A mesma energia com que a gente escuta o estrategista de marca falar sobre o desafio é transferida para toda a cadeia: do headhunter ao profissional de agendamento, do recrutador ao apoio. Todos calibrados para entender o desafio em si, e não só a tarefa. Quando quem vai a campo compreende o que o estudo procura de verdade, a busca fica mais inteligente, e o perfil complexo deixa de ser uma agulha no palheiro para virar uma procura orientada.
As técnicas de busca
Na prática, chegar a quem é difícil combina método e navegação. A rede de cada pesquisador é um ativo em si. A ela se somam a busca profissional dentro das redes sociais, a imersão em comunidades de interesse e a presença em grupos onde justamente se reúnem pessoas que discutem o tema do projeto. São várias técnicas trabalhando juntas para tornar acessível aquilo que, à primeira vista, parecia fora de alcance.
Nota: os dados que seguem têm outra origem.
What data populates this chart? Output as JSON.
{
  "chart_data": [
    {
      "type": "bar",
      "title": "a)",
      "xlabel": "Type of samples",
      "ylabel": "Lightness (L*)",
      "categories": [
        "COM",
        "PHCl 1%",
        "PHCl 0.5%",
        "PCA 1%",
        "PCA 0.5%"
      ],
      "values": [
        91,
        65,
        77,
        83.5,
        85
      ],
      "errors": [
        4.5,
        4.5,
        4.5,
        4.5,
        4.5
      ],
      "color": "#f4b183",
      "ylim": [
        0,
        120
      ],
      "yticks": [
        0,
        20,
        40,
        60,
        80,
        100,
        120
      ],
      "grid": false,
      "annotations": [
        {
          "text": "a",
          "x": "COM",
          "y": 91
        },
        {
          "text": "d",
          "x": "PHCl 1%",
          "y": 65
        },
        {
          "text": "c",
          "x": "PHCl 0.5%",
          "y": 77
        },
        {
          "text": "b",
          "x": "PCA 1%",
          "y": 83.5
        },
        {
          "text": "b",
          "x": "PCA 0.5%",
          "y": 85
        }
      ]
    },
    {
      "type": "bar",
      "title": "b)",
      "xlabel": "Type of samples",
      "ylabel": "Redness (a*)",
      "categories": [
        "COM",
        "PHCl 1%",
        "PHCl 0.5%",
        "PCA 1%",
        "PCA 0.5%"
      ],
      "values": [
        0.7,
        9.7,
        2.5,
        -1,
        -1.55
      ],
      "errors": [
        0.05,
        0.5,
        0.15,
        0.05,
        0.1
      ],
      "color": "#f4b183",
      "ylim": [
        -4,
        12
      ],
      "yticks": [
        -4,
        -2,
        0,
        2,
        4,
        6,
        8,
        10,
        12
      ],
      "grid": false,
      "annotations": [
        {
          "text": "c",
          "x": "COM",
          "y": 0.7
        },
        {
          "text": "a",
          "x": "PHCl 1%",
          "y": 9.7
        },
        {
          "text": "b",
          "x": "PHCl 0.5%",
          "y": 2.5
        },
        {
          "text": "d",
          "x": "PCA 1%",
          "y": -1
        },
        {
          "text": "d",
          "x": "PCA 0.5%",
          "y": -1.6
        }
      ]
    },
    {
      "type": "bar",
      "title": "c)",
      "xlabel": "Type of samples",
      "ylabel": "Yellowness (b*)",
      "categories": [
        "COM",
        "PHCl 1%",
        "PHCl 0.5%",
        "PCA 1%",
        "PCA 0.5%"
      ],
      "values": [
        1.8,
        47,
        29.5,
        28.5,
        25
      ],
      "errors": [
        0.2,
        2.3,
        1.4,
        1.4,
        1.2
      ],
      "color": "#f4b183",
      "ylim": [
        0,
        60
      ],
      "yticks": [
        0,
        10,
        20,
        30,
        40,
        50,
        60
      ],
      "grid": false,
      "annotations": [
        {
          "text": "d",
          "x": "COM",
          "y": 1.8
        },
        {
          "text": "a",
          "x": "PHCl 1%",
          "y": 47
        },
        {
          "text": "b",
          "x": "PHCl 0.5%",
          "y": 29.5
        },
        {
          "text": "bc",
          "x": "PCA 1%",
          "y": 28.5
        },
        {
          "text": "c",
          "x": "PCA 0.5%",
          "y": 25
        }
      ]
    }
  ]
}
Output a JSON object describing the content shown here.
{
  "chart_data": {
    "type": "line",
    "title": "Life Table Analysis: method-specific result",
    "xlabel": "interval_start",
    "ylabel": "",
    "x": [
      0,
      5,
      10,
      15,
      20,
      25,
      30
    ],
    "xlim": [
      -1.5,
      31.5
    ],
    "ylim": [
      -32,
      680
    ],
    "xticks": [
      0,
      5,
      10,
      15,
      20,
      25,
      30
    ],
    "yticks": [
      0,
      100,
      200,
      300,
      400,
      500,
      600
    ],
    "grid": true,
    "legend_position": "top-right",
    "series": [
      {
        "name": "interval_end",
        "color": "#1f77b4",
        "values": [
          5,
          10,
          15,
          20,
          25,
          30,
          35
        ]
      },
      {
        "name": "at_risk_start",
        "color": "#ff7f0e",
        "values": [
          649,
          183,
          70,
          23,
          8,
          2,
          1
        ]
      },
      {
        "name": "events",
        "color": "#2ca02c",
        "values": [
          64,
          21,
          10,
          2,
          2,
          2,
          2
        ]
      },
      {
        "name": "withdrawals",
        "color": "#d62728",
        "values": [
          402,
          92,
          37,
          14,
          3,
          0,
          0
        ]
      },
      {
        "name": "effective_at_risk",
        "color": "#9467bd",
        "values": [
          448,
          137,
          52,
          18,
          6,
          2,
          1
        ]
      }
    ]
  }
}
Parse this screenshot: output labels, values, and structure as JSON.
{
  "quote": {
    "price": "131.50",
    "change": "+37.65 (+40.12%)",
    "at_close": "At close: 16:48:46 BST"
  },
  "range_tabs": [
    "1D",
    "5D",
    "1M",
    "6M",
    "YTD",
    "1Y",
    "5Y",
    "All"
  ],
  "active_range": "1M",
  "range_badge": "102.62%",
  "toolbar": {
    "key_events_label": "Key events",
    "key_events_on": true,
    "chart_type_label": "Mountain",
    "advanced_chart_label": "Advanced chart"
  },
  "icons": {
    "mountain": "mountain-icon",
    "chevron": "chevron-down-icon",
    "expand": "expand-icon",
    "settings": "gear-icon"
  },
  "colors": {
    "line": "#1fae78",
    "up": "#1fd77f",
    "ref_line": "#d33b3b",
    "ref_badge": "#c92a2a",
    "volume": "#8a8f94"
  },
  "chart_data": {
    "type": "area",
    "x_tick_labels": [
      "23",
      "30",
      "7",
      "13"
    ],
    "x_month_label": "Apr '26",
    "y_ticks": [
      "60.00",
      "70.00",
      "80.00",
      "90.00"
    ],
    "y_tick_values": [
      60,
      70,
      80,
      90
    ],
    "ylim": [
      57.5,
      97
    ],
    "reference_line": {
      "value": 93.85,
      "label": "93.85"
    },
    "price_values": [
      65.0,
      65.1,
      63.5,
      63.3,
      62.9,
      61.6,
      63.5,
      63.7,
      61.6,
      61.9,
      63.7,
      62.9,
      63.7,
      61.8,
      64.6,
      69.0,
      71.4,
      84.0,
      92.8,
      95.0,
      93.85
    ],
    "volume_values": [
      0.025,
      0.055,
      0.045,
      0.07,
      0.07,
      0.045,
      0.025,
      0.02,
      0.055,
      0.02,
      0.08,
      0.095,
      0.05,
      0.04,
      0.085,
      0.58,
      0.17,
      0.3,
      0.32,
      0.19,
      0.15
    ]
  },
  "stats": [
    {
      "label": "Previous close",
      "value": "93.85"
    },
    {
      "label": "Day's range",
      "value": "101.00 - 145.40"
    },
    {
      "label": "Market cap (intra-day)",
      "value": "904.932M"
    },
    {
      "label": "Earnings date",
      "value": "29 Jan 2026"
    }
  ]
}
O que muda o jogo não é uma ferramenta mágica, é saber onde procurar, com quem procurar e o que exatamente se está procurando.
Existe perfil impossível?
A postura honesta é que a complexidade é uma questão de método e de tempo, não de sorte. Perfis mais raros pedem prazos maiores, e esse prazo é estimado e conversado logo no início, nunca descoberto no meio do campo. O que a gente não faz é entregar um perfil aproximado no lugar do perfil pedido, que é o erro mais comum de quem trata recrutamento como tarefa de volume. Perfil parecido não é o perfil certo, e num estudo qualitativo essa diferença aparece na primeira meia hora de conversa.
Se você tem um desafio de recrutamento que parece difícil, ou não sabe ainda o quanto ele é difícil, fale com a nossa equipe. Boa parte do nosso trabalho começa justamente ajudando a enxergar o desafio real por trás da primeira descrição.
Perguntas frequentes
O que é um perfil de baixa incidência em pesquisa?
É um perfil que aparece em pequena proporção na população, o que torna mais difícil e mais demorado encontrá-lo. Pode ser uma característica rara, um hábito de consumo incomum, uma profissão de nicho ou uma posição social nas pontas da pirâmide. Exige busca ativa em campo, não consulta a uma base pronta.
O que torna um recrutamento complexo?
Nem sempre é a raridade da pessoa. Muitas vezes a complexidade está na profundidade da pergunta que o estudo quer responder. Um consumidor comum de um produto popular pode representar um desafio grande de recrutamento, dependendo do recorte específico e inédito que a marca deseja investigar.
Como a MOB encontra perfis difíceis?
Com uma rede de mais de 70 pesquisadores, plural e treinada continuamente, que acessa bolhas e comunidades diversas. A busca combina a rede própria de cada pesquisador, a presença em comunidades de interesse e grupos ligados ao tema, e uma gestão de formação multidisciplinar que traduz o desafio da marca para toda a equipe de campo.
Quanto tempo leva recrutar um perfil raro?
Mais do que um perfil comum, e o prazo é estimado e alinhado no início do projeto. Perfis de baixa incidência exigem mais tempo de busca em campo, e uma operação séria informa isso na proposta, em vez de descobrir durante o recrutamento.